What was the most challenging part of your degree program?
The most challenging part of the program was honing my research interest. I came into the program not really knowing where I would focus my career. I took as many classes as I could (applied and theory) and hoped that I would figure it out eventually. I did end up doing so, but only after seeking different research opportunities, spending several hours brainstorming possibilities with mentors, and some introspection about what I thought I was good at and what I was passionate about. If you are in this same boat, I would encourage you to find mentors early. Also, look for mentors outside the department, to help give you a different perspective of the research world outside of biostatistics.
How did your experience at Harvard prepare you for your career?
Along with everything I’ve described above, Harvard makes you realize that the discipline of statistics plays a major role in most scientific disciplines: environmental health, public health, health policy, genetics, the -omics, and so many more. Statisticians are major contributors in almost every scientific field. As famously credited to pioneer statistician John Tukey, “The best thing about being a statistician is that you get to play in everyone’s backyard.” While I agree with this, at Harvard I realized that it is also ok to find your own home, and play in your own backyard. Get to know the nooks and crannies, develop and maintain the grass, and really familiarize yourself with your space. For me, my home is primary care research. As you spend your time at Harvard playing in everyone’s backyard, feel free to consider the possibility of developing and growing in your own backyard.
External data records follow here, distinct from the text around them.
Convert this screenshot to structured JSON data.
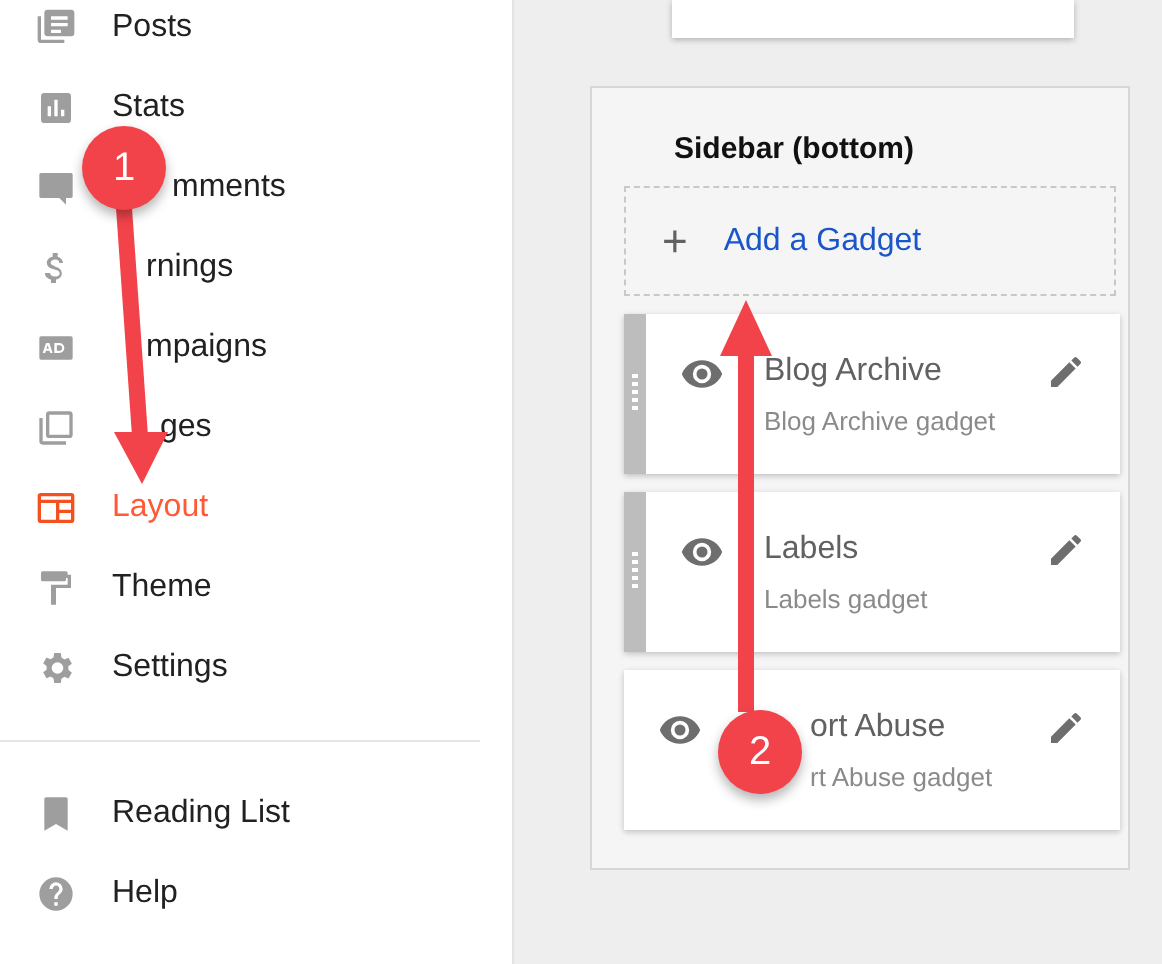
{
  "sidebar": {
    "items": [
      {
        "label": "Posts",
        "selected": false
      },
      {
        "label": "Stats",
        "selected": false
      },
      {
        "label": "mments",
        "selected": false
      },
      {
        "label": "rnings",
        "selected": false
      },
      {
        "label": "mpaigns",
        "selected": false
      },
      {
        "label": "ges",
        "selected": false
      },
      {
        "label": "Layout",
        "selected": true
      },
      {
        "label": "Theme",
        "selected": false
      },
      {
        "label": "Settings",
        "selected": false
      }
    ],
    "secondary_items": [
      {
        "label": "Reading List"
      },
      {
        "label": "Help"
      }
    ]
  },
  "layout_panel": {
    "title": "Sidebar (bottom)",
    "add_gadget": "Add a Gadget",
    "add_icon": "+",
    "gadgets": [
      {
        "title": "Blog Archive",
        "subtitle": "Blog Archive gadget",
        "draggable": true
      },
      {
        "title": "Labels",
        "subtitle": "Labels gadget",
        "draggable": true
      },
      {
        "title": "ort Abuse",
        "subtitle": "rt Abuse gadget",
        "draggable": false
      }
    ]
  },
  "annotations": [
    {
      "number": "1"
    },
    {
      "number": "2"
    }
  ]
}
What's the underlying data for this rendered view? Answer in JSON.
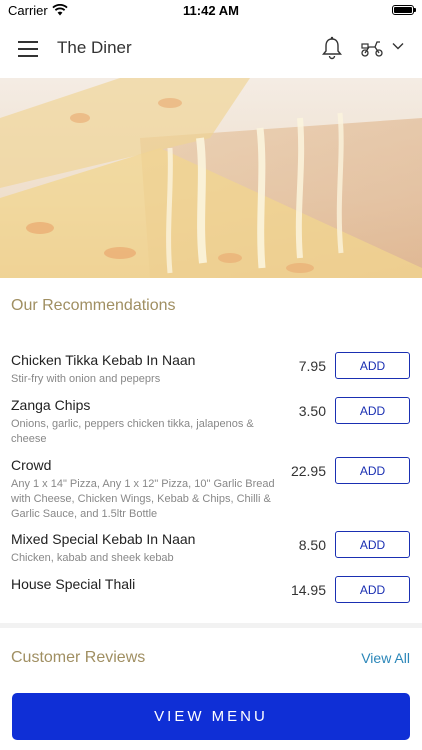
{
  "status_bar": {
    "carrier": "Carrier",
    "time": "11:42 AM"
  },
  "header": {
    "title": "The Diner"
  },
  "recommendations": {
    "title": "Our Recommendations",
    "items": [
      {
        "name": "Chicken Tikka Kebab In Naan",
        "description": "Stir-fry with onion and pepeprs",
        "price": "7.95",
        "button": "ADD"
      },
      {
        "name": "Zanga Chips",
        "description": "Onions, garlic, peppers chicken tikka, jalapenos & cheese",
        "price": "3.50",
        "button": "ADD"
      },
      {
        "name": "Crowd",
        "description": "Any 1 x 14\" Pizza, Any 1 x 12\" Pizza, 10\" Garlic Bread with Cheese, Chicken Wings, Kebab & Chips, Chilli & Garlic Sauce, and 1.5ltr Bottle",
        "price": "22.95",
        "button": "ADD"
      },
      {
        "name": "Mixed Special Kebab In Naan",
        "description": "Chicken, kabab and sheek kebab",
        "price": "8.50",
        "button": "ADD"
      },
      {
        "name": "House Special Thali",
        "description": "",
        "price": "14.95",
        "button": "ADD"
      }
    ]
  },
  "reviews": {
    "title": "Customer Reviews",
    "view_all": "View All"
  },
  "footer": {
    "view_menu": "VIEW MENU"
  },
  "colors": {
    "accent": "#0f2fd6",
    "section_title": "#a08f62",
    "link": "#2a86b8"
  },
  "icons": [
    "wifi-icon",
    "battery-icon",
    "hamburger-menu-icon",
    "bell-icon",
    "scooter-icon",
    "chevron-down-icon"
  ]
}
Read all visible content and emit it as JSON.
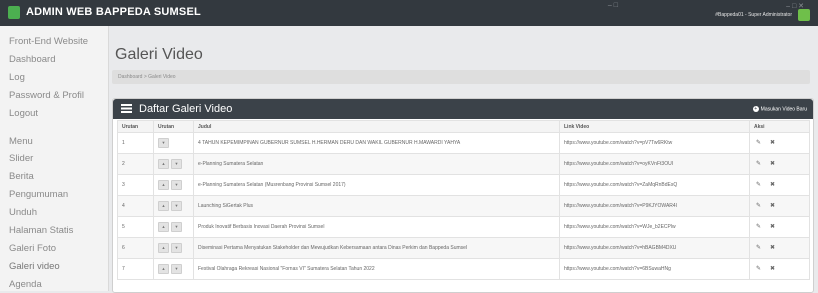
{
  "app": {
    "title": "ADMIN WEB BAPPEDA SUMSEL",
    "user": "#Bappeda01 - Super Administrator",
    "accent": "#4caf50"
  },
  "sidebar": {
    "items": [
      {
        "label": "Front-End Website"
      },
      {
        "label": "Dashboard"
      },
      {
        "label": "Log"
      },
      {
        "label": "Password & Profil"
      },
      {
        "label": "Logout"
      },
      {
        "label": "Menu"
      },
      {
        "label": "Slider"
      },
      {
        "label": "Berita"
      },
      {
        "label": "Pengumuman"
      },
      {
        "label": "Unduh"
      },
      {
        "label": "Halaman Statis"
      },
      {
        "label": "Galeri Foto"
      },
      {
        "label": "Galeri video"
      },
      {
        "label": "Agenda"
      }
    ]
  },
  "page": {
    "title": "Galeri Video",
    "breadcrumb": "Dashboard > Galeri Video"
  },
  "panel": {
    "title": "Daftar Galeri Video",
    "add_label": "Masukan Video Baru"
  },
  "table": {
    "headers": [
      "Urutan",
      "Urutan",
      "Judul",
      "Link Video",
      "Aksi"
    ],
    "rows": [
      {
        "no": "1",
        "title": "4 TAHUN KEPEMIMPINAN GUBERNUR SUMSEL H.HERMAN DERU DAN WAKIL GUBERNUR H.MAWARDI YAHYA",
        "link": "https://www.youtube.com/watch?v=pV7Tw6RKtw"
      },
      {
        "no": "2",
        "title": "e-Planning Sumatera Selatan",
        "link": "https://www.youtube.com/watch?v=oyKVnFt3OUI"
      },
      {
        "no": "3",
        "title": "e-Planning Sumatera Selatan (Musrenbang Provinsi Sumsel 2017)",
        "link": "https://www.youtube.com/watch?v=ZaMqRnBdEsQ"
      },
      {
        "no": "4",
        "title": "Launching SiGertak Plus",
        "link": "https://www.youtube.com/watch?v=P9KJYOWAR4I"
      },
      {
        "no": "5",
        "title": "Produk Inovatif Berbasis Inovasi Daerah Provinsi Sumsel",
        "link": "https://www.youtube.com/watch?v=WJe_b2ECPlw"
      },
      {
        "no": "6",
        "title": "Diseminasi Pertama Menyatukan Stakeholder dan Mewujudkan Kebersamaan antara Dinas Perkim dan Bappeda Sumsel",
        "link": "https://www.youtube.com/watch?v=hBAGBM4DXU"
      },
      {
        "no": "7",
        "title": "Festival Olahraga Rekreasi Nasional \"Fornas VI\" Sumatera Selatan Tahun 2022",
        "link": "https://www.youtube.com/watch?v=6BSuwaHNg"
      }
    ]
  }
}
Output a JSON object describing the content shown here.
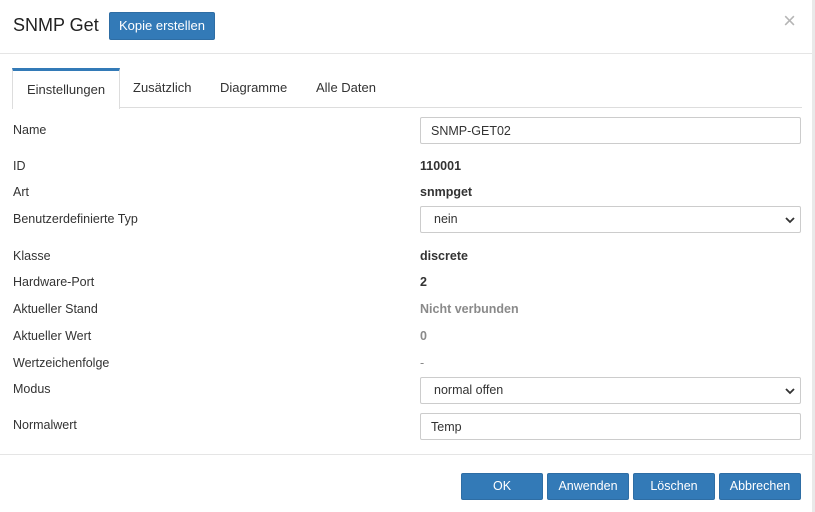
{
  "header": {
    "title": "SNMP Get",
    "copy_label": "Kopie erstellen",
    "close_glyph": "×"
  },
  "tabs": [
    {
      "label": "Einstellungen",
      "active": true
    },
    {
      "label": "Zusätzlich",
      "active": false
    },
    {
      "label": "Diagramme",
      "active": false
    },
    {
      "label": "Alle Daten",
      "active": false
    }
  ],
  "form": {
    "name": {
      "label": "Name",
      "value": "SNMP-GET02"
    },
    "id": {
      "label": "ID",
      "value": "110001"
    },
    "art": {
      "label": "Art",
      "value": "snmpget"
    },
    "custom_type": {
      "label": "Benutzerdefinierte Typ",
      "selected": "nein"
    },
    "klasse": {
      "label": "Klasse",
      "value": "discrete"
    },
    "hardware_port": {
      "label": "Hardware-Port",
      "value": "2"
    },
    "current_state": {
      "label": "Aktueller Stand",
      "value": "Nicht verbunden"
    },
    "current_value": {
      "label": "Aktueller Wert",
      "value": "0"
    },
    "value_string": {
      "label": "Wertzeichenfolge",
      "value": "-"
    },
    "mode": {
      "label": "Modus",
      "selected": "normal offen"
    },
    "normal_value": {
      "label": "Normalwert",
      "value": "Temp"
    }
  },
  "footer": {
    "ok": "OK",
    "apply": "Anwenden",
    "delete": "Löschen",
    "cancel": "Abbrechen"
  },
  "colors": {
    "primary": "#337ab7",
    "muted": "#8a8a8a"
  }
}
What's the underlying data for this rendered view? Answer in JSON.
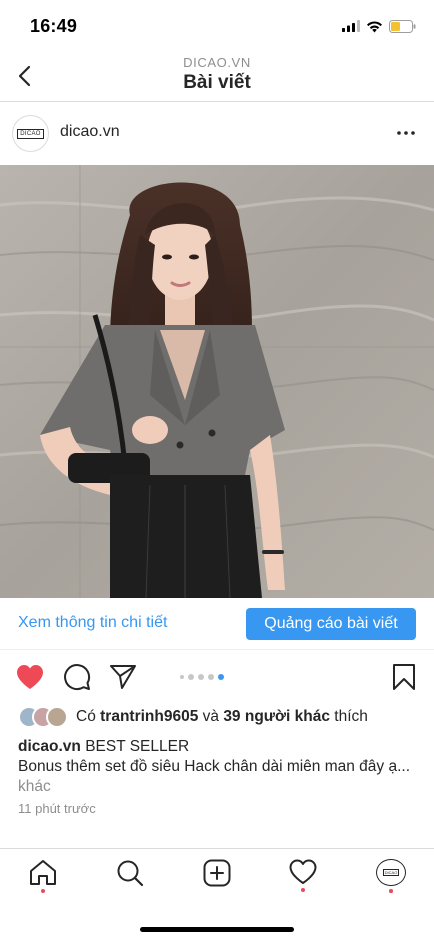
{
  "status_bar": {
    "time": "16:49"
  },
  "header": {
    "subtitle": "DICAO.VN",
    "title": "Bài viết"
  },
  "post": {
    "avatar_text": "DICAO",
    "username": "dicao.vn",
    "cta_link": "Xem thông tin chi tiết",
    "cta_button": "Quảng cáo bài viết",
    "carousel": {
      "total": 5,
      "active_index": 4
    },
    "likes": {
      "prefix": "Có ",
      "user": "trantrinh9605",
      "connector": " và ",
      "others": "39 người khác",
      "suffix": " thích"
    },
    "caption": {
      "username": "dicao.vn",
      "line1": " BEST SELLER",
      "line2": "Bonus thêm set đồ siêu Hack chân dài miên man đây ạ...",
      "more": "khác"
    },
    "timestamp": "11 phút trước"
  },
  "bottom_nav": {
    "profile_avatar_text": "DICAO",
    "tabs": [
      "home",
      "search",
      "new-post",
      "activity",
      "profile"
    ]
  },
  "colors": {
    "accent": "#3897f0",
    "like": "#ed4956",
    "text": "#262626",
    "muted": "#8e8e8e"
  }
}
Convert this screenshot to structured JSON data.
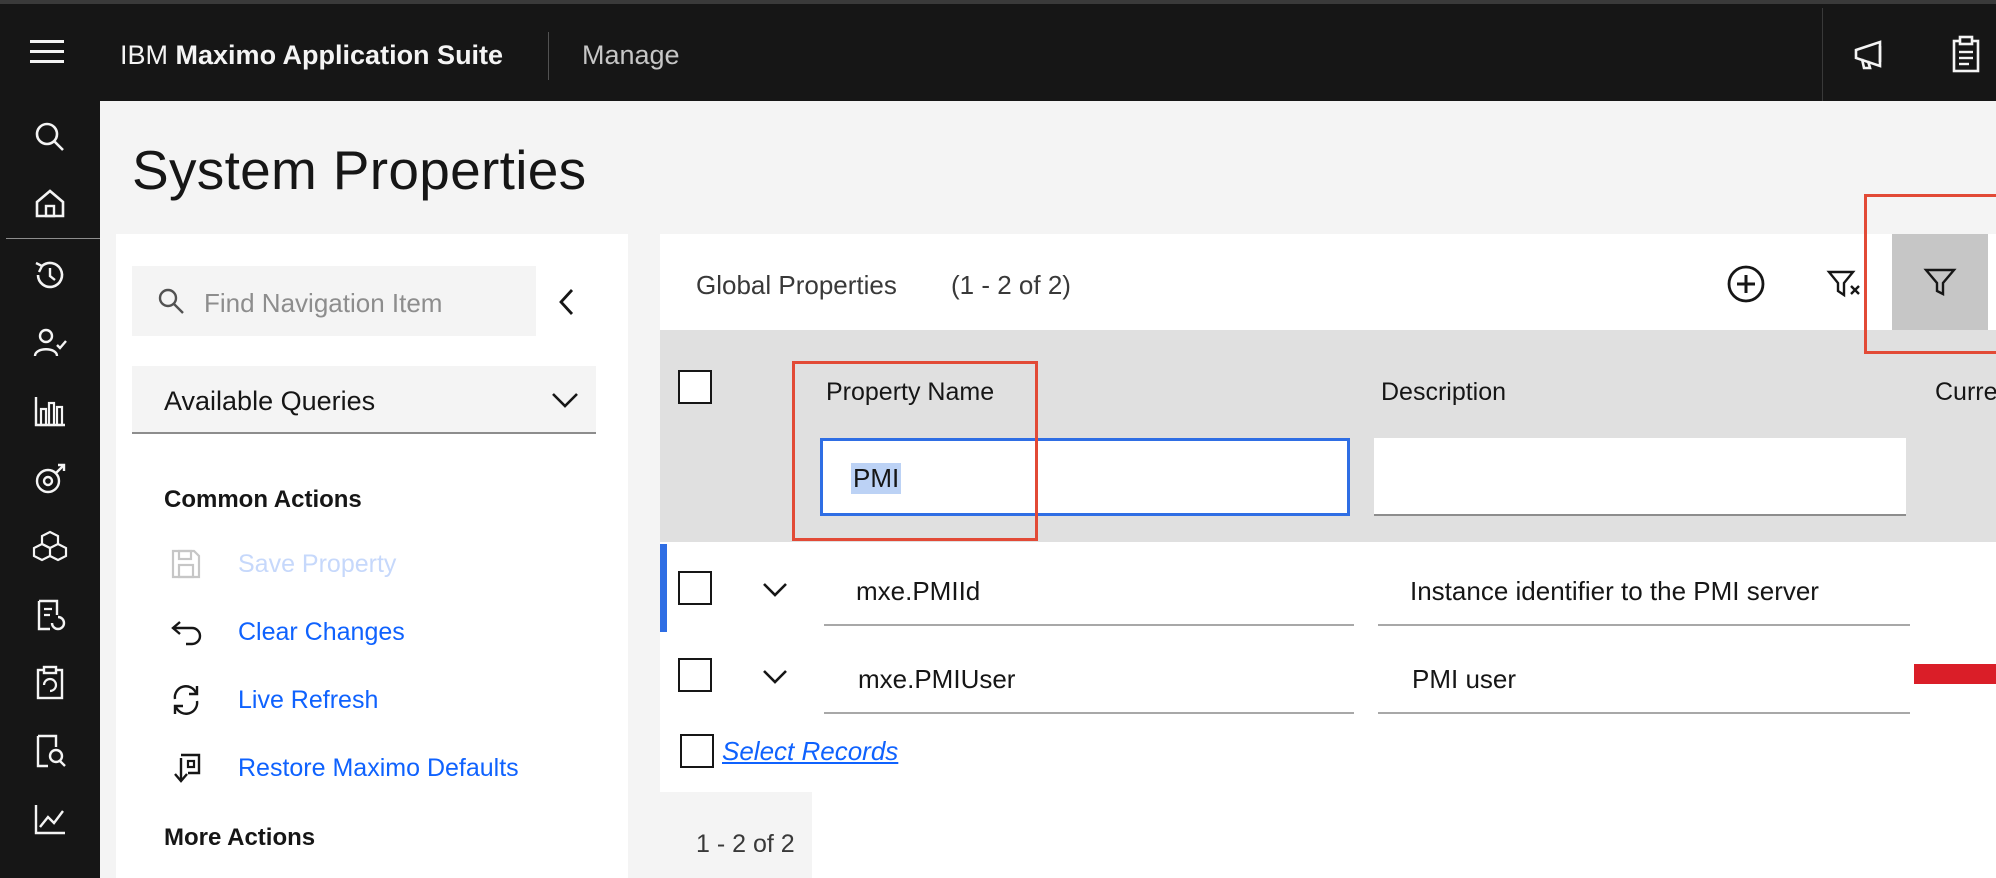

What advice would you give to current or prospective students?
1) Ask questions—no question is dumb. You were selected into the program for a reason, but for some of us, impostor syndrome doesn’t end after graduation. It is something we continue to work through, but asking questions and having mentorship really helps.
2) Take time to build relationships with your fellow biostatistics students. Form study groups. It’s always good to learn from each other, as no one person knows it all. To this day, some of the Biostats students in my cohort are my best friends and we have grown professionally and personally together. Peer-to-peer mentorship lasts a lifetime.
3) I hid $100,000 somewhere inside the walls of FXB and left clues for how to find it all over the Biostats hallways. Just kidding! Find moments to laugh and enjoy your time at Harvard Biostats. Life only gets more hectic after you graduate.